Aucun château n’a existé sur le territoire de Gouécourt. Seul, dans un pré, le tracé d’un bâtiment ancien, probablement une villa gallo-romaine, apparaît sur une récente photo aérienne. Bon nombre de maisons des deux villages conservent, dans leurs vieilles cheminées, des plaques foyères des XVIIIème et XIXème siècles, ainsi qu’une douzaine de pierres de fondation portant des dates et parfois les noms des personnes qui les ont posées. La plus ancienne, de 1702, a malheureusement disparu suite à une récente modification de la façade. Les recherches dans les archives nous apprennent que le premier régent d’école, commun aux deux villages, fut Nicolas de Saint Sulpice. Son nom apparaît le 27 janvier 1682 dans un acte d’état civil à l’occasion d’un mariage auquel il fut témoin. Bien plus tard, le 8 septembre 1873, sœur Constance Grélot, religieuse de la Doctrine Chrétienne, déclarait avoir l’intention d’ouvrir une école libre à Gouécourt. Cette école cessa son activité après 1905. Notre récit serait incomplet si nous omettions de citer les deux célébrités des lieux. Outre Françoise de Graffigny, un certain abbé A. Riche, curé de Gouécourt, écrivit en 1680, un livre intitulé : Histoire du Saint Clou partagé à Trêves et à Toul. Dom Calmet le cite dans son Histoire de Lorraine, au chapitre Bibliothèque Lorraine. On peut consulter un exemplaire de cet ouvrage à la bibliothèque de Nancy;

Les églises

La fusion des communes a conféré à Moncel-sur-Vair le rare privilège de posséder deux églises, à l’instar de sa célèbre voisine haut marnaise Colombey. De ces deux édifices, celle de Gouécourt est de beaucoup la plus ancienne, puisque la tour romane fortifiée du clocher date, pour la partie inférieure, du XIIème siècle, restaurée en 1453 comme l’atteste l’inscription sur une baie de l’abside, face est. La partie supérieure est du XVème siècle. Dans une des baies bilobées de la face est, on voit une tête d’homme sculptée, les cheveux tressés en natte ramenée sur le côté. Sur la face nord, deux têtes d’une facture assez frustre, vraisemblablement très anciennes, font saillie sur le mur. S’agit-il de modillons de remploi provenant d’une nef ancienne ou de la représentation d’un « firmament mystique », soleil et lune ? A l’intérieur, l’âme de l’autel est en pierre avec trois croix pattées gravées sur le dessus. Elle est recouverte d’une boiserie polychrome du XVIIIème siècle. Une armoire eucharistique et un lavabo non datés sont aménagés dans deux niches du mur de l’abside. La cloche, crépie par les déjections de pigeons qui rendent impossible la lecture de la dédicace, date de 1751. La nef est beaucoup plus récente. Au sol, une dalle porte deux gravures ; une serpe d’élagueur et une seconde, non identifiée, qui pourrait représenter une sorte de petite enclume ? Les fonts baptismaux contenaient un bassin baptismal en étain datant, au plus tard, du XVIIIème siècle. Il a disparu récemment lors des travaux de restauration du clocher en 2004.

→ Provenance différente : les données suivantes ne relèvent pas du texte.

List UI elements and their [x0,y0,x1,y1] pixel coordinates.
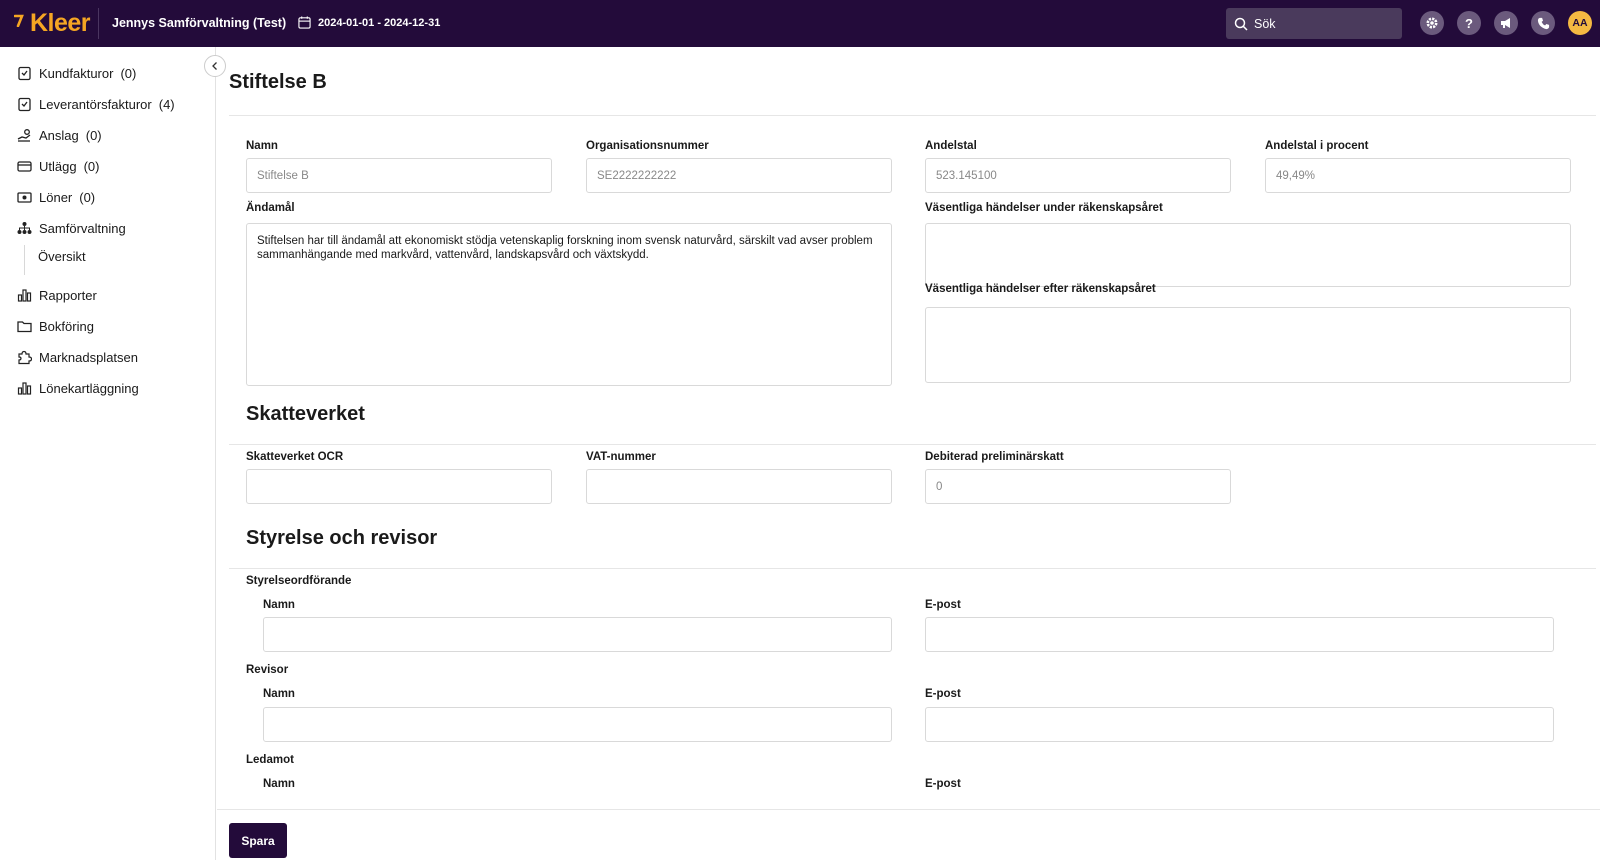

L’église d’Happoncourt date de 1862 comme en fait foi l’inscription sur le pilier à la droite du chœur . Elle remplace une chapelle construite en 1702/1704. Elle renferme les statues du XVIIIème siècle, en bois polychrome, de saint Michel patron de Moncel et de saint Sébastien patron d’Happoncourt. Sa cloche, moins salie par les pigeons, est datée de 1713. Un plancher, même sommaire, permettrait la lecture de la dédicace, exercice réservé pour le moment aux amateurs d’alpinisme !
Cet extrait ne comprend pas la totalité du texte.